El Dorado Resident Honored
by Former Hometown

With His Own Street Name & Sign


Driving past the fifth house on the right hand side, off entrance #2, a yellow stucco mobile home in Palos Verdes South has a sign proclaiming "John W. Wozny Way",--a gift from the City of Chicago Heights to former stateside residents John and Patricia Wonzy who made El dorado Ranch their permanent home last December. The sign was presented to John at a testimonial dinner attended by more than 100 persons given in his honor on October 20, 2000.

Wozny authored a two-volume work "Growing Up Polish - The History of the Polish Pioneers"; detailing the trials of immigrants who settled in Chicago Heights (an industrial suburb in the early 1900's).

In a book review by the Polish American Journal, a nationwide monthly, the books were called: "A first-rate effort of a person's extraordinary ability to gather, compile, and record for perpetuity the history of a Polish settlement."Wallace Ozog, president of Polish Roman Catholic Union, an ethnic fraternal organization attending the dinner, requested copies of the books for preservation in the Polish Museum of America.

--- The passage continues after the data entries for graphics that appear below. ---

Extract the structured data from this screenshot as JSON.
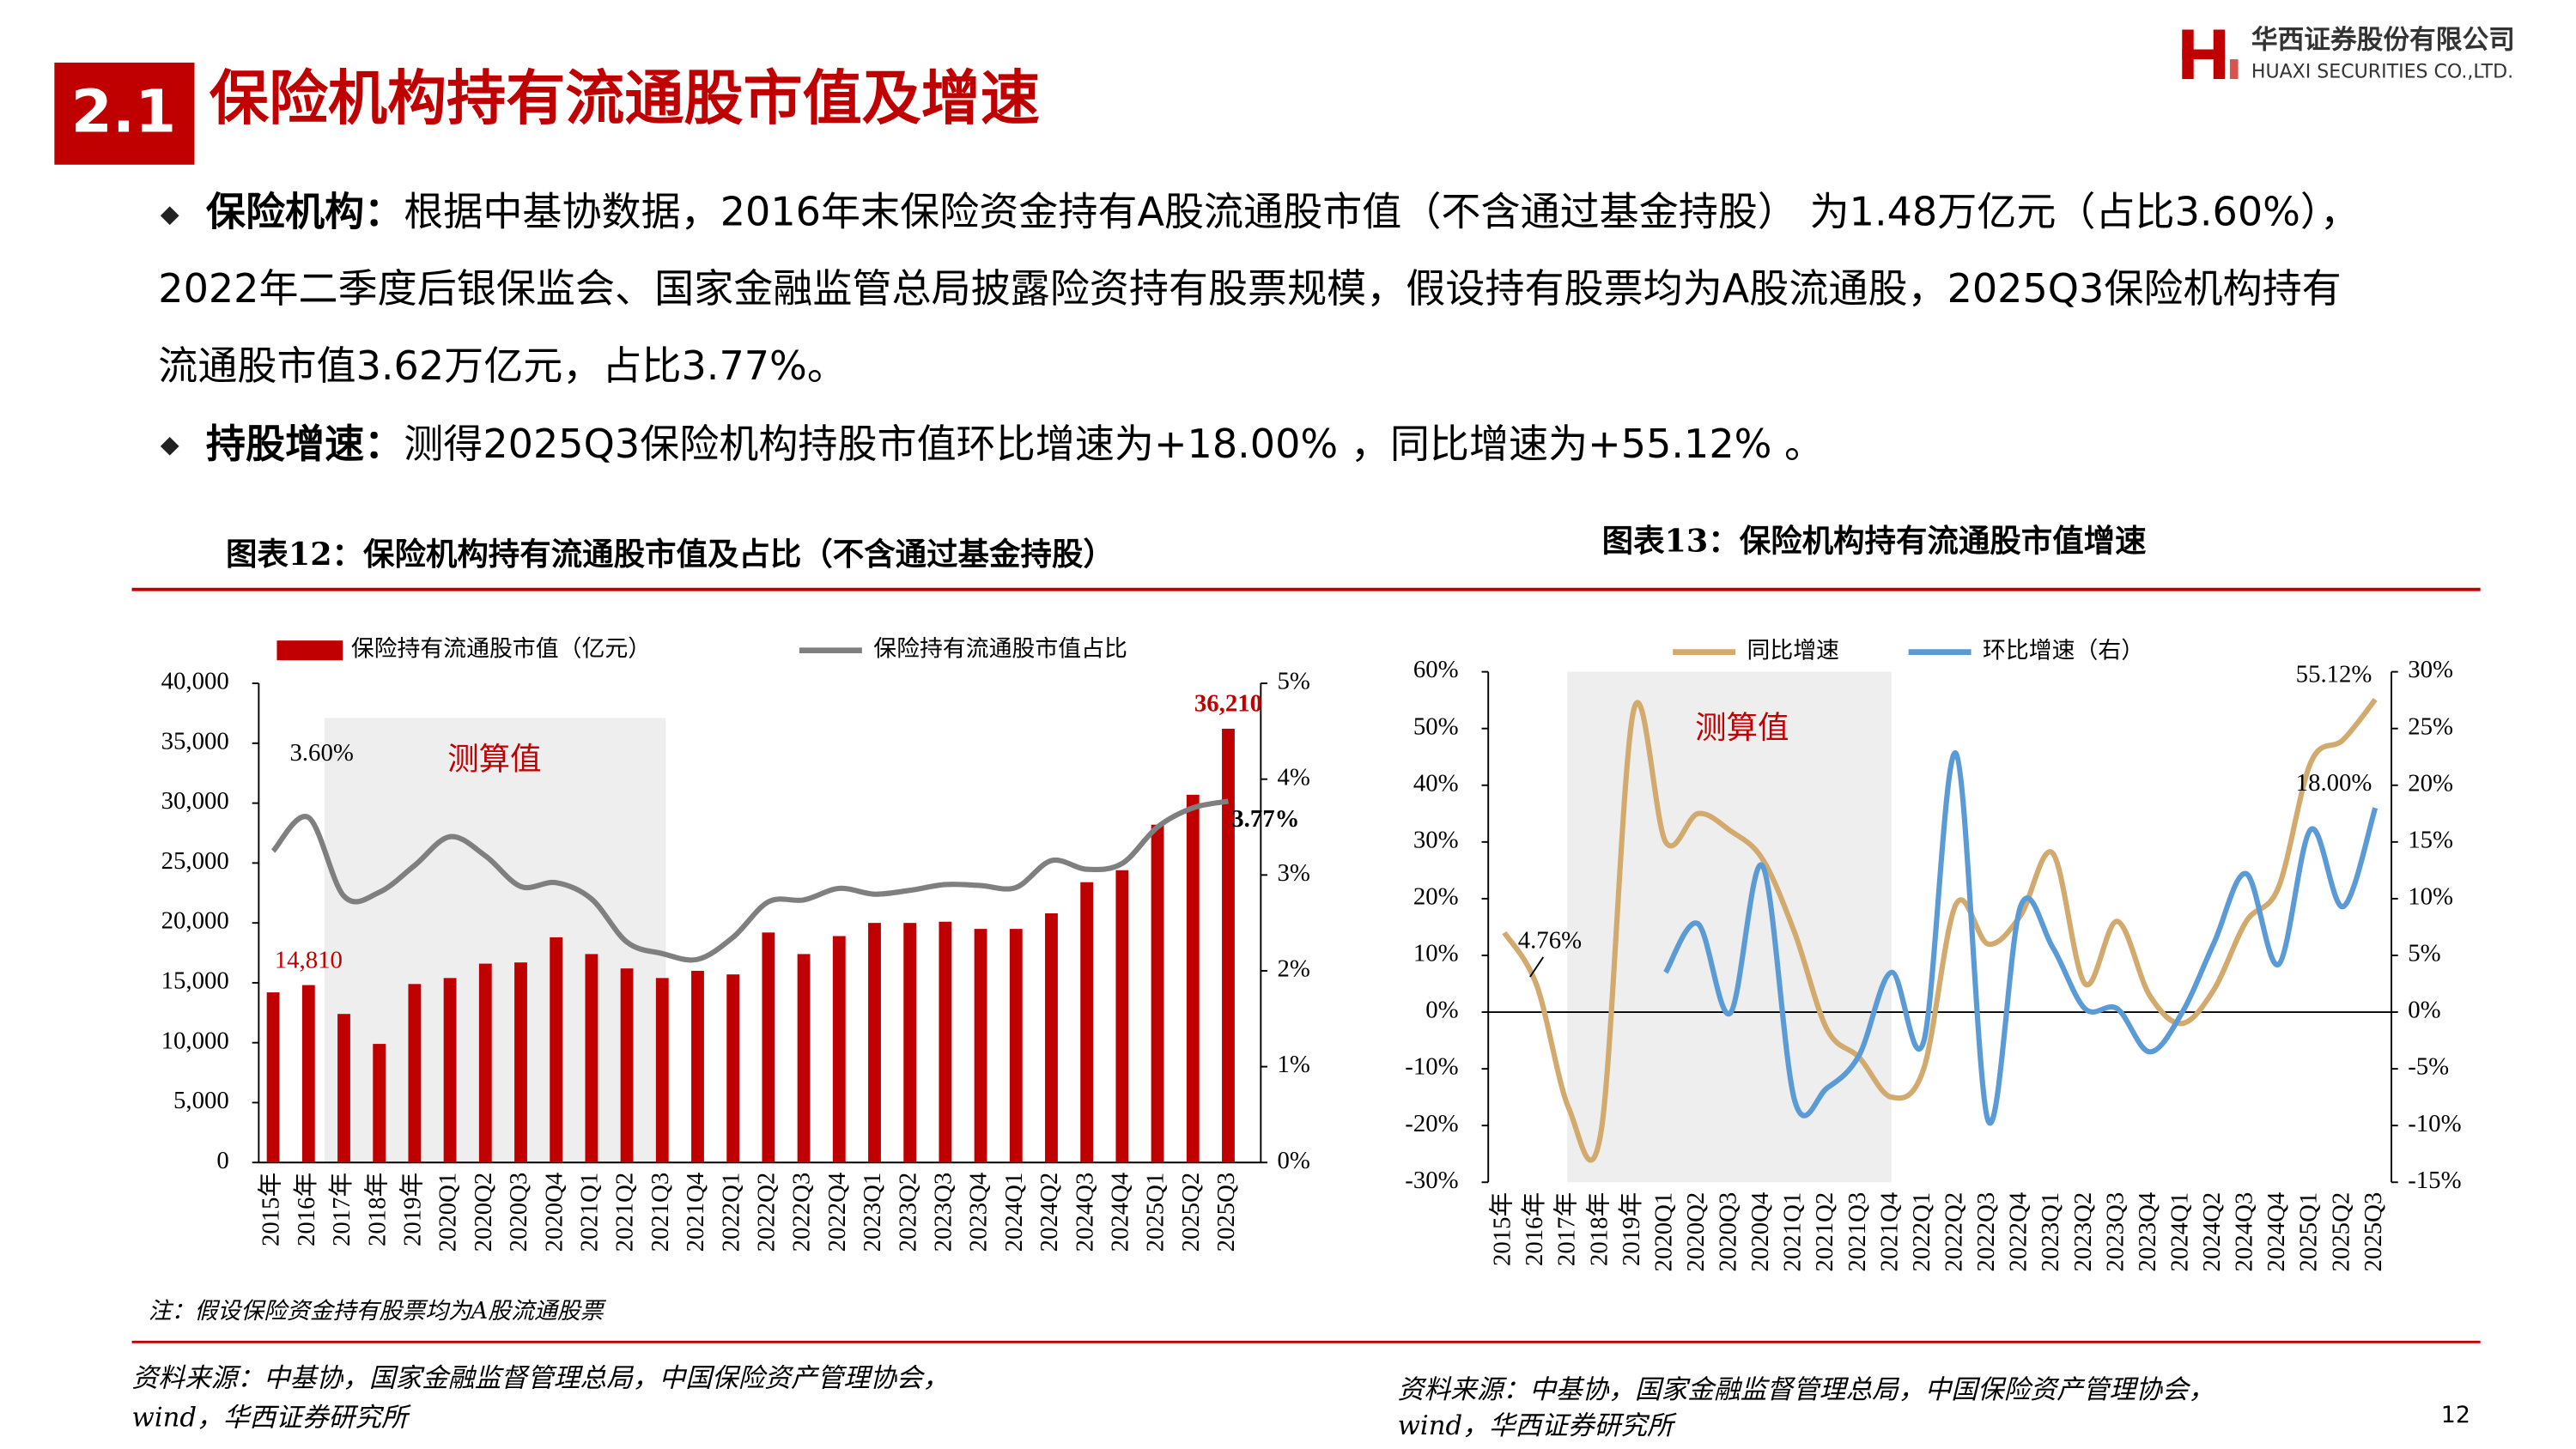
{
  "header": {
    "section": "2.1",
    "title": "保险机构持有流通股市值及增速",
    "company": "华西证券股份有限公司",
    "company_en": "HUAXI SECURITIES CO.,LTD."
  },
  "bullets": [
    {
      "label": "保险机构：",
      "lines": [
        "根据中基协数据，2016年末保险资金持有A股流通股市值（不含通过基金持股） 为1.48万亿元（占比3.60%），",
        "2022年二季度后银保监会、国家金融监管总局披露险资持有股票规模，假设持有股票均为A股流通股，2025Q3保险机构持有",
        "流通股市值3.62万亿元，占比3.77%。"
      ]
    },
    {
      "label": "持股增速：",
      "lines": [
        "测得2025Q3保险机构持股市值环比增速为+18.00% ，同比增速为+55.12% 。"
      ]
    }
  ],
  "chart_data": [
    {
      "type": "combo",
      "title": "图表12：保险机构持有流通股市值及占比（不含通过基金持股）",
      "annotation": "测算值",
      "note": "注：假设保险资金持有股票均为A股流通股票",
      "source": [
        "资料来源：中基协，国家金融监督管理总局，中国保险资产管理协会，",
        "wind，华西证券研究所"
      ],
      "categories": [
        "2015年",
        "2016年",
        "2017年",
        "2018年",
        "2019年",
        "2020Q1",
        "2020Q2",
        "2020Q3",
        "2020Q4",
        "2021Q1",
        "2021Q2",
        "2021Q3",
        "2021Q4",
        "2022Q1",
        "2022Q2",
        "2022Q3",
        "2022Q4",
        "2023Q1",
        "2023Q2",
        "2023Q3",
        "2023Q4",
        "2024Q1",
        "2024Q2",
        "2024Q3",
        "2024Q4",
        "2025Q1",
        "2025Q2",
        "2025Q3"
      ],
      "series": [
        {
          "name": "保险持有流通股市值（亿元）",
          "type": "bar",
          "color": "#c00000",
          "values": [
            14200,
            14810,
            12400,
            9900,
            14900,
            15400,
            16600,
            16700,
            18800,
            17400,
            16200,
            15400,
            16000,
            15700,
            19200,
            17400,
            18900,
            20000,
            20000,
            20100,
            19500,
            19500,
            20800,
            23400,
            24400,
            28200,
            30700,
            36210
          ],
          "value_labels": [
            null,
            "14,810",
            null,
            null,
            null,
            null,
            null,
            null,
            null,
            null,
            null,
            null,
            null,
            null,
            null,
            null,
            null,
            null,
            null,
            null,
            null,
            null,
            null,
            null,
            null,
            null,
            null,
            "36,210"
          ]
        },
        {
          "name": "保险持有流通股市值占比",
          "type": "line",
          "axis": "y2",
          "color": "#7f7f7f",
          "values": [
            3.25,
            3.6,
            2.78,
            2.82,
            3.1,
            3.4,
            3.2,
            2.88,
            2.92,
            2.75,
            2.3,
            2.18,
            2.12,
            2.35,
            2.72,
            2.74,
            2.86,
            2.8,
            2.84,
            2.9,
            2.89,
            2.87,
            3.15,
            3.06,
            3.12,
            3.5,
            3.7,
            3.77
          ],
          "value_labels": [
            null,
            "3.60%",
            null,
            null,
            null,
            null,
            null,
            null,
            null,
            null,
            null,
            null,
            null,
            null,
            null,
            null,
            null,
            null,
            null,
            null,
            null,
            null,
            null,
            null,
            null,
            null,
            null,
            "3.77%"
          ]
        }
      ],
      "ylim": [
        0,
        40000
      ],
      "yticks": [
        0,
        {
          "value": 5000,
          "label": "5,000"
        },
        {
          "value": 10000,
          "label": "10,000"
        },
        {
          "value": 15000,
          "label": "15,000"
        },
        {
          "value": 20000,
          "label": "20,000"
        },
        {
          "value": 25000,
          "label": "25,000"
        },
        {
          "value": 30000,
          "label": "30,000"
        },
        {
          "value": 35000,
          "label": "35,000"
        },
        {
          "value": 40000,
          "label": "40,000"
        }
      ],
      "y2lim": [
        0,
        5
      ],
      "y2ticks": [
        {
          "value": 0,
          "label": "0%"
        },
        {
          "value": 1,
          "label": "1%"
        },
        {
          "value": 2,
          "label": "2%"
        },
        {
          "value": 3,
          "label": "3%"
        },
        {
          "value": 4,
          "label": "4%"
        },
        {
          "value": 5,
          "label": "5%"
        }
      ]
    },
    {
      "type": "line",
      "title": "图表13：保险机构持有流通股市值增速",
      "annotation": "测算值",
      "source": [
        "资料来源：中基协，国家金融监督管理总局，中国保险资产管理协会，",
        "wind，华西证券研究所"
      ],
      "categories": [
        "2015年",
        "2016年",
        "2017年",
        "2018年",
        "2019年",
        "2020Q1",
        "2020Q2",
        "2020Q3",
        "2020Q4",
        "2021Q1",
        "2021Q2",
        "2021Q3",
        "2021Q4",
        "2022Q1",
        "2022Q2",
        "2022Q3",
        "2022Q4",
        "2023Q1",
        "2023Q2",
        "2023Q3",
        "2023Q4",
        "2024Q1",
        "2024Q2",
        "2024Q3",
        "2024Q4",
        "2025Q1",
        "2025Q2",
        "2025Q3"
      ],
      "series": [
        {
          "name": "同比增速",
          "color": "#d2aa6d",
          "values": [
            14,
            4.76,
            -17,
            -21,
            53,
            30,
            35,
            32,
            27,
            14,
            -3,
            -8,
            -15,
            -10,
            19,
            12,
            17,
            28,
            5,
            16,
            3,
            -2,
            4,
            16,
            22,
            44,
            48,
            55.12
          ],
          "value_labels": [
            null,
            "4.76%",
            null,
            null,
            null,
            null,
            null,
            null,
            null,
            null,
            null,
            null,
            null,
            null,
            null,
            null,
            null,
            null,
            null,
            null,
            null,
            null,
            null,
            null,
            null,
            null,
            null,
            "55.12%"
          ]
        },
        {
          "name": "环比增速（右）",
          "axis": "y2",
          "color": "#5b9bd5",
          "values": [
            null,
            null,
            null,
            null,
            null,
            3.5,
            7.8,
            -0.1,
            12.9,
            -7.8,
            -6.7,
            -3.8,
            3.5,
            -2.6,
            22.8,
            -9.6,
            9.3,
            5.7,
            0.3,
            0.3,
            -3.5,
            -0.1,
            6.1,
            12.2,
            4.2,
            16.1,
            9.3,
            18.0
          ],
          "value_labels": [
            null,
            null,
            null,
            null,
            null,
            null,
            null,
            null,
            null,
            null,
            null,
            null,
            null,
            null,
            null,
            null,
            null,
            null,
            null,
            null,
            null,
            null,
            null,
            null,
            null,
            null,
            null,
            "18.00%"
          ]
        }
      ],
      "ylim": [
        -30,
        60
      ],
      "yticks": [
        {
          "value": -30,
          "label": "-30%"
        },
        {
          "value": -20,
          "label": "-20%"
        },
        {
          "value": -10,
          "label": "-10%"
        },
        {
          "value": 0,
          "label": "0%"
        },
        {
          "value": 10,
          "label": "10%"
        },
        {
          "value": 20,
          "label": "20%"
        },
        {
          "value": 30,
          "label": "30%"
        },
        {
          "value": 40,
          "label": "40%"
        },
        {
          "value": 50,
          "label": "50%"
        },
        {
          "value": 60,
          "label": "60%"
        }
      ],
      "y2lim": [
        -15,
        30
      ],
      "y2ticks": [
        {
          "value": -15,
          "label": "-15%"
        },
        {
          "value": -10,
          "label": "-10%"
        },
        {
          "value": -5,
          "label": "-5%"
        },
        {
          "value": 0,
          "label": "0%"
        },
        {
          "value": 5,
          "label": "5%"
        },
        {
          "value": 10,
          "label": "10%"
        },
        {
          "value": 15,
          "label": "15%"
        },
        {
          "value": 20,
          "label": "20%"
        },
        {
          "value": 25,
          "label": "25%"
        },
        {
          "value": 30,
          "label": "30%"
        }
      ]
    }
  ],
  "page_number": "12"
}
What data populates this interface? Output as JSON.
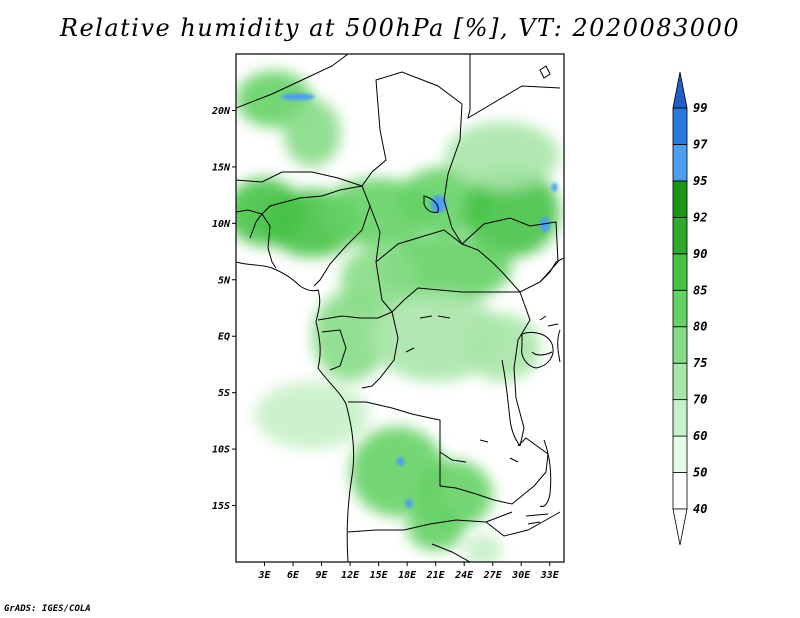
{
  "title": "Relative humidity at 500hPa [%], VT: 2020083000",
  "credit": "GrADS: IGES/COLA",
  "colors": {
    "frame": "#000000",
    "border": "#000000",
    "land_water": "#ffffff"
  },
  "chart_data": {
    "type": "heatmap",
    "variable": "Relative humidity",
    "level": "500hPa",
    "units": "%",
    "valid_time": "2020083000",
    "lon_range": [
      0,
      34.5
    ],
    "lat_range": [
      -20,
      25
    ],
    "x_ticks": [
      {
        "value": 3,
        "label": "3E"
      },
      {
        "value": 6,
        "label": "6E"
      },
      {
        "value": 9,
        "label": "9E"
      },
      {
        "value": 12,
        "label": "12E"
      },
      {
        "value": 15,
        "label": "15E"
      },
      {
        "value": 18,
        "label": "18E"
      },
      {
        "value": 21,
        "label": "21E"
      },
      {
        "value": 24,
        "label": "24E"
      },
      {
        "value": 27,
        "label": "27E"
      },
      {
        "value": 30,
        "label": "30E"
      },
      {
        "value": 33,
        "label": "33E"
      }
    ],
    "y_ticks": [
      {
        "value": 20,
        "label": "20N"
      },
      {
        "value": 15,
        "label": "15N"
      },
      {
        "value": 10,
        "label": "10N"
      },
      {
        "value": 5,
        "label": "5N"
      },
      {
        "value": 0,
        "label": "EQ"
      },
      {
        "value": -5,
        "label": "5S"
      },
      {
        "value": -10,
        "label": "10S"
      },
      {
        "value": -15,
        "label": "15S"
      }
    ],
    "colorbar": {
      "levels": [
        {
          "value": 40,
          "label": "40",
          "color": "#ffffff"
        },
        {
          "value": 50,
          "label": "50",
          "color": "#e6fae6"
        },
        {
          "value": 60,
          "label": "60",
          "color": "#c8f0c8"
        },
        {
          "value": 70,
          "label": "70",
          "color": "#a8e6a8"
        },
        {
          "value": 75,
          "label": "75",
          "color": "#87dc87"
        },
        {
          "value": 80,
          "label": "80",
          "color": "#65d265"
        },
        {
          "value": 85,
          "label": "85",
          "color": "#46c246"
        },
        {
          "value": 90,
          "label": "90",
          "color": "#2eaa2e"
        },
        {
          "value": 92,
          "label": "92",
          "color": "#1a961a"
        },
        {
          "value": 95,
          "label": "95",
          "color": "#4c9ef0"
        },
        {
          "value": 97,
          "label": "97",
          "color": "#2b78dc"
        },
        {
          "value": 99,
          "label": "99",
          "color": "#1f5ecb"
        }
      ],
      "below_color": "#ffffff",
      "above_color": "#1f5ecb"
    },
    "humidity_regions": [
      {
        "lon": 4,
        "lat": 21,
        "rx": 4,
        "ry": 2.5,
        "value": 82
      },
      {
        "lon": 8,
        "lat": 18,
        "rx": 3,
        "ry": 3,
        "value": 78
      },
      {
        "lon": 3,
        "lat": 11,
        "rx": 4,
        "ry": 3,
        "value": 85
      },
      {
        "lon": 8,
        "lat": 10,
        "rx": 5,
        "ry": 3,
        "value": 88
      },
      {
        "lon": 15,
        "lat": 11,
        "rx": 6,
        "ry": 3,
        "value": 84
      },
      {
        "lon": 22,
        "lat": 12,
        "rx": 5,
        "ry": 3,
        "value": 82
      },
      {
        "lon": 29,
        "lat": 11,
        "rx": 5,
        "ry": 4,
        "value": 86
      },
      {
        "lon": 28,
        "lat": 16,
        "rx": 6,
        "ry": 3,
        "value": 72
      },
      {
        "lon": 22,
        "lat": 6,
        "rx": 7,
        "ry": 3,
        "value": 82
      },
      {
        "lon": 15,
        "lat": 5,
        "rx": 4,
        "ry": 3,
        "value": 78
      },
      {
        "lon": 12,
        "lat": 0,
        "rx": 4,
        "ry": 4,
        "value": 76
      },
      {
        "lon": 21,
        "lat": 0,
        "rx": 7,
        "ry": 4,
        "value": 74
      },
      {
        "lon": 28,
        "lat": -1,
        "rx": 4,
        "ry": 3,
        "value": 70
      },
      {
        "lon": 8,
        "lat": -7,
        "rx": 6,
        "ry": 3,
        "value": 64
      },
      {
        "lon": 17,
        "lat": -12,
        "rx": 5,
        "ry": 4,
        "value": 80
      },
      {
        "lon": 23,
        "lat": -14,
        "rx": 4,
        "ry": 3,
        "value": 84
      },
      {
        "lon": 21,
        "lat": -17,
        "rx": 3,
        "ry": 2,
        "value": 80
      },
      {
        "lon": 26,
        "lat": -19,
        "rx": 2,
        "ry": 1.5,
        "value": 66
      }
    ],
    "saturated_spots": [
      {
        "lon": 6.5,
        "lat": 21.2,
        "rx": 1.8,
        "ry": 0.3,
        "value": 96
      },
      {
        "lon": 21.3,
        "lat": 11.7,
        "rx": 0.8,
        "ry": 0.8,
        "value": 96
      },
      {
        "lon": 33.5,
        "lat": 13.2,
        "rx": 0.3,
        "ry": 0.4,
        "value": 96
      },
      {
        "lon": 32.5,
        "lat": 9.9,
        "rx": 0.5,
        "ry": 0.7,
        "value": 96
      },
      {
        "lon": 17.3,
        "lat": -11.1,
        "rx": 0.4,
        "ry": 0.4,
        "value": 96
      },
      {
        "lon": 18.2,
        "lat": -14.8,
        "rx": 0.4,
        "ry": 0.4,
        "value": 96
      }
    ]
  }
}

Proclamations from the City Councils of Chicago Heights, Illinois, where Wozny was born; and from Steger, Illinois, where the Woznys lived for fifty years, were read at the affair.

The street in the suburb where the author-historian was born and lived was named "John W. Wozny Way".

Last October the author-historian was instrumental in obtaining a Sister City relationship between Chicago Heights, Illinois, and Wadowice, Poland (the birthplace and hometown of Pope John Paul II). A feat that gathered statewide media attention. For this accomplishment, a resolution passed by the Illinois State Senate proclaiming Wozny as "Polish-American Citizen of the Year" and this was read a the dinner.

Dr. Richard Felicetti, director of the Chicago Heights - San Benedetto, Italy Sister City Committee, presented the author-historian with "the Pope's Dessert" a chocolate-almond cake direct from the Vatican.

U.S. Congress Member from the district where Woznys lived, Jesse L. Jackson, Jr., sent a congratulatory letter. He commended Mr. Wozny for his work establishing international goodwill between the U.S. city and the famous city in Poland.